Putin’s Legacy
It remains to be seen what will become of Vladimir Putin. That Russia has lost Ukraine forever as a result of his crimes against its people and laying waste to its cities is manifest to any objective observer. Less apparent may be the lasting legacy Putin will have achieved beginning well before the onslaught that began on February 24, 2022. In disparaging the idea of a Ukrainian identity in his manifesto of July 12, 2021, he attacked Ukraine’s storied history. The message of his personal Mein Kampf inspired within Ukraine a national indignation that when coupled with Russia’s invasion seven months later has served to galvanize national unity.
This would not be the first time a Russian despot unwittingly gave Ukraine a gift. Most recently Khrushchev returned Crimea to Ukraine in 1954. The reasons for Crimea’s return are multi-faceted, but it is clear that it was not done for Ukraine’s benefit. It added nearly a million ethnic Russians to Ukraine’s population and added clout to Khrushchev’s political aspirations. However, by the time of the dissolution of the USSR, Crimea as part of Ukraine became a fixture in the minds of two generations of Ukrainians. With an isthmus connecting Crimea to Ukraine, and because Moscow never controlled Crimea until the 1780s and has no other historical claim to it, Kyiv has even more right to Crimea than Russia has.
Khrushchev’s monstrous predecessor also gifted Ukraine. At the outset of WWII as Stalin entered into a pact with Hitler, their armies split Poland apart, and Germany and the USSR absorbed this territory. Centuries earlier, the territory had been governed by Poland in its grand heyday of empire, but the land in question was ethnically Ukrainian. For the first time in anyone’s memory, Ukraine truly became whole as the nationalistic western section was joined with the heavily Russified and ethnically cleansed eastern portion. Stalin had no idea of the impact this would have on the nation-building already underway in the nascent state of the Ukrainian SSR.
The pieces of Putin’s future epic failure in Ukraine were falling into place.
Stop to consider the effect on a nationality when whole sections of the country are culturally apart from other sections. When the languages spoken in each region are unconnected. When the education system teaches that you are a Pole or you are a Russian, yet you return daily from school or work and speak Ukrainian in your home and neighborhood. Being united in one political space even a puppet regime like the Ukrainian SSR – helped solidify the concept of Ukrainian identity. So much so that in 1991, Ukraine embarked on the difficult path of independence and began consolidating the multifaceted matrix that was Ukraine. Add to the mix the 17% of ethnic Russians, concentrated in the east, who were part of the ethnic cleansing that Moscow imposed for centuries. Kyiv had a difficult task ahead in trying to stabilize and consolidate the cultural and political reality that was Ukraine. The task was made more difficult with countless spies, apolitical oligarchs, and fifth columnists sabotaging the government and military. The assassination of politicians and key individuals sparked terror into the hearts of many and stilted what should have been the ordinary development of this young nation. Still Ukraine prevailed, continued its march toward liberal democracy, and its status in the world slowly grew.

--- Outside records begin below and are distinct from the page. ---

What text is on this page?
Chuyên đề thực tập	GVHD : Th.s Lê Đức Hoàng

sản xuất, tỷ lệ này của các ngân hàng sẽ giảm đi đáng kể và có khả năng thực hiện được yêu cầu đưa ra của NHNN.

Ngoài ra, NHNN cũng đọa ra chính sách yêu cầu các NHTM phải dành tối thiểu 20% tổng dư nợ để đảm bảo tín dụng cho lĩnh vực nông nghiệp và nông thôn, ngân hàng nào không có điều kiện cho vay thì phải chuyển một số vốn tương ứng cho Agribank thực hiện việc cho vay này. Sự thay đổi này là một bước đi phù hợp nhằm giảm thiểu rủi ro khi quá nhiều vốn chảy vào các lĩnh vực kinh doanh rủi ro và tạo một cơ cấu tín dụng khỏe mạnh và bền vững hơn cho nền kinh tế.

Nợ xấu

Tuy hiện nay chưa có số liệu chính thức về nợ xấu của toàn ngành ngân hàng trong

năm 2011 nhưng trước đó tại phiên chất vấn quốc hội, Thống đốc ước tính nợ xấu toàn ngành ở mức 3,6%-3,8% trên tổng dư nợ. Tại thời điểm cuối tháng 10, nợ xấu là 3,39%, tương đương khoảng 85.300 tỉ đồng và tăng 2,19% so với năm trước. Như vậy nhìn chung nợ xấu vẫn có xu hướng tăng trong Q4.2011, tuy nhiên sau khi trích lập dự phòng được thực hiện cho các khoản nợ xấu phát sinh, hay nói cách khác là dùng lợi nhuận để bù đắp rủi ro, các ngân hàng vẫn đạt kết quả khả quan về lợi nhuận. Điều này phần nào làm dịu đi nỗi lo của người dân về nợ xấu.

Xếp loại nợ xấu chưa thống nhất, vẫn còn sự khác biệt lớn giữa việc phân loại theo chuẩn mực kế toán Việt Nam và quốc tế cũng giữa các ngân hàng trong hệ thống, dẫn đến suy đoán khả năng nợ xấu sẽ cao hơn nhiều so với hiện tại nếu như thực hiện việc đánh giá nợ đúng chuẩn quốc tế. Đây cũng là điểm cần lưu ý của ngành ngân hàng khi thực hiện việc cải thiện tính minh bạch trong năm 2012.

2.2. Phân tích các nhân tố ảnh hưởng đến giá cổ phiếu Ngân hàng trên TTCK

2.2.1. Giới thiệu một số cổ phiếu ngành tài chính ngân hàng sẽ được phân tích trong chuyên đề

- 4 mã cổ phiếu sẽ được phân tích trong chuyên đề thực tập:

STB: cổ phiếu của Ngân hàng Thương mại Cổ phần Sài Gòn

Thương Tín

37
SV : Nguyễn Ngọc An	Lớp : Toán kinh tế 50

Enter Vladimir Putin. That the West misjudged his motives is no surprise. He didn’t want to revive the Soviet Union; he wanted to revive Tsarist Russia. While his concept of Rusky Mir literally means Russian Peace, ask the residents of Grozhny or Mariupol abut what Russian peace really involves. Western academics, media experts, and politicians alike all believed to one extent or another the propaganda Moscow spewed about Ukrainians, that they’re all rabid anti semites, or that the Ukrainian language is only a peculiar dialect. Seemingly, any Ukrainian who aspired to live in a country free of any Russian ukase was simply a NAZI. In Putin’s mind, any Ukrainian who thought himself not ethnically Russian was deluded and a NAZI. That someone was deluded is now obvious to all. Hint: his initials are V.P.

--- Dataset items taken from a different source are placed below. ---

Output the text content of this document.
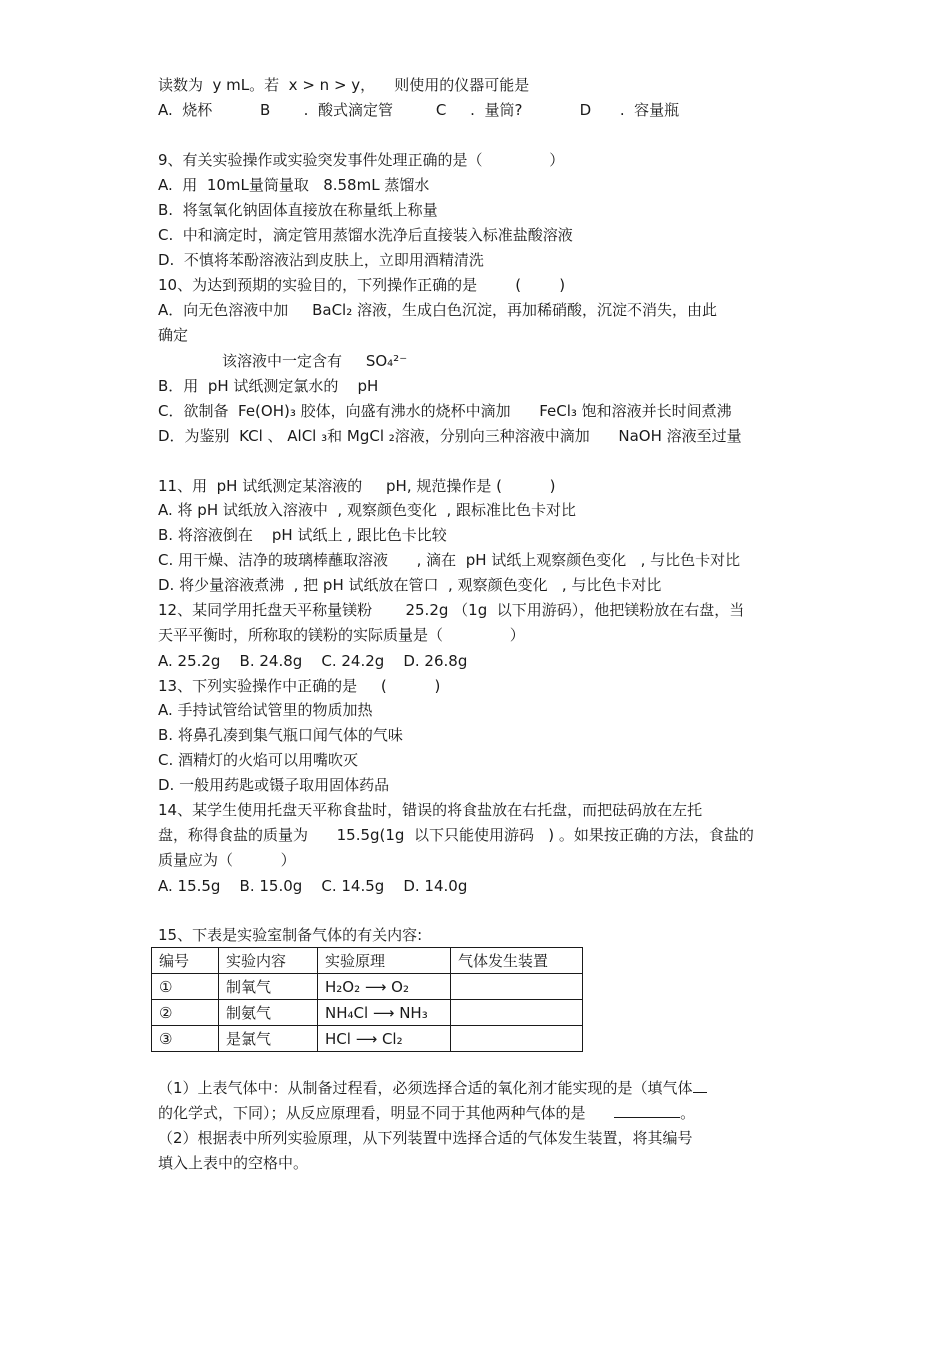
读数为  y mL。若  x > n > y，    则使用的仪器可能是
A.  烧杯          B       .  酸式滴定管         C     .  量筒?            D      .  容量瓶
9、有关实验操作或实验突发事件处理正确的是（              ）
A.  用  10mL量筒量取   8.58mL 蒸馏水
B.  将氢氧化钠固体直接放在称量纸上称量
C.  中和滴定时，滴定管用蒸馏水洗净后直接装入标准盐酸溶液
D.  不慎将苯酚溶液沾到皮肤上，立即用酒精清洗
10、为达到预期的实验目的，下列操作正确的是        (        )
A．向无色溶液中加     BaCl₂ 溶液，生成白色沉淀，再加稀硝酸，沉淀不消失，由此
确定
该溶液中一定含有     SO₄²⁻
B．用  pH 试纸测定氯水的    pH
C．欲制备  Fe(OH)₃ 胶体，向盛有沸水的烧杯中滴加      FeCl₃ 饱和溶液并长时间煮沸
D．为鉴别  KCl 、 AlCl ₃和 MgCl ₂溶液，分别向三种溶液中滴加      NaOH 溶液至过量
11、用  pH 试纸测定某溶液的     pH, 规范操作是 (          )
A. 将 pH 试纸放入溶液中  , 观察颜色变化  , 跟标准比色卡对比
B. 将溶液倒在    pH 试纸上 , 跟比色卡比较
C. 用干燥、洁净的玻璃棒蘸取溶液      , 滴在  pH 试纸上观察颜色变化   , 与比色卡对比
D. 将少量溶液煮沸  , 把 pH 试纸放在管口  , 观察颜色变化   , 与比色卡对比
12、某同学用托盘天平称量镁粉       25.2g （1g  以下用游码），他把镁粉放在右盘，当
天平平衡时，所称取的镁粉的实际质量是（              ）
A. 25.2g    B. 24.8g    C. 24.2g    D. 26.8g
13、下列实验操作中正确的是     (          )
A. 手持试管给试管里的物质加热
B. 将鼻孔凑到集气瓶口闻气体的气味
C. 酒精灯的火焰可以用嘴吹灭
D. 一般用药匙或镊子取用固体药品
14、某学生使用托盘天平称食盐时，错误的将食盐放在右托盘，而把砝码放在左托
盘，称得食盐的质量为      15.5g(1g  以下只能使用游码   ) 。如果按正确的方法，食盐的
质量应为（          ）
A. 15.5g    B. 15.0g    C. 14.5g    D. 14.0g
15、下表是实验室制备气体的有关内容:
编号	实验内容	实验原理	气体发生装置
①	制氧气	H₂O₂ ⟶ O₂	
②	制氨气	NH₄Cl ⟶ NH₃	
③	是氯气	HCl ⟶ Cl₂	
（1）上表气体中：从制备过程看，必须选择合适的氧化剂才能实现的是（填气体
的化学式，下同）；从反应原理看，明显不同于其他两种气体的是	。
（2）根据表中所列实验原理，从下列装置中选择合适的气体发生装置，将其编号
填入上表中的空格中。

The present is uncertain in Ukraine, and the death and misery all too real; yet, through this crucible of violence and horror, a bright future awaits a Ukraine that emerges successfully from the carnage. It is obvious that no outsider has the right to dictate to another country the essence of who they are. Putin’s manifesto and his murderous terror against Ukraine have exposed Ukraine’s soul. Those who live in Ukraine, whatever their ethnicity, are Ukrainians. Perhaps future historians will note that like his predecessors in the Politburo who deluded themselves that their Ukrainian Problem was solved, Putin unwittingly galvanized the spirit of Ukraine to arise and inject all its citizens with the fortitude and wits to defy the Russian military and say with one voice: We know who we are and we will decide our own future.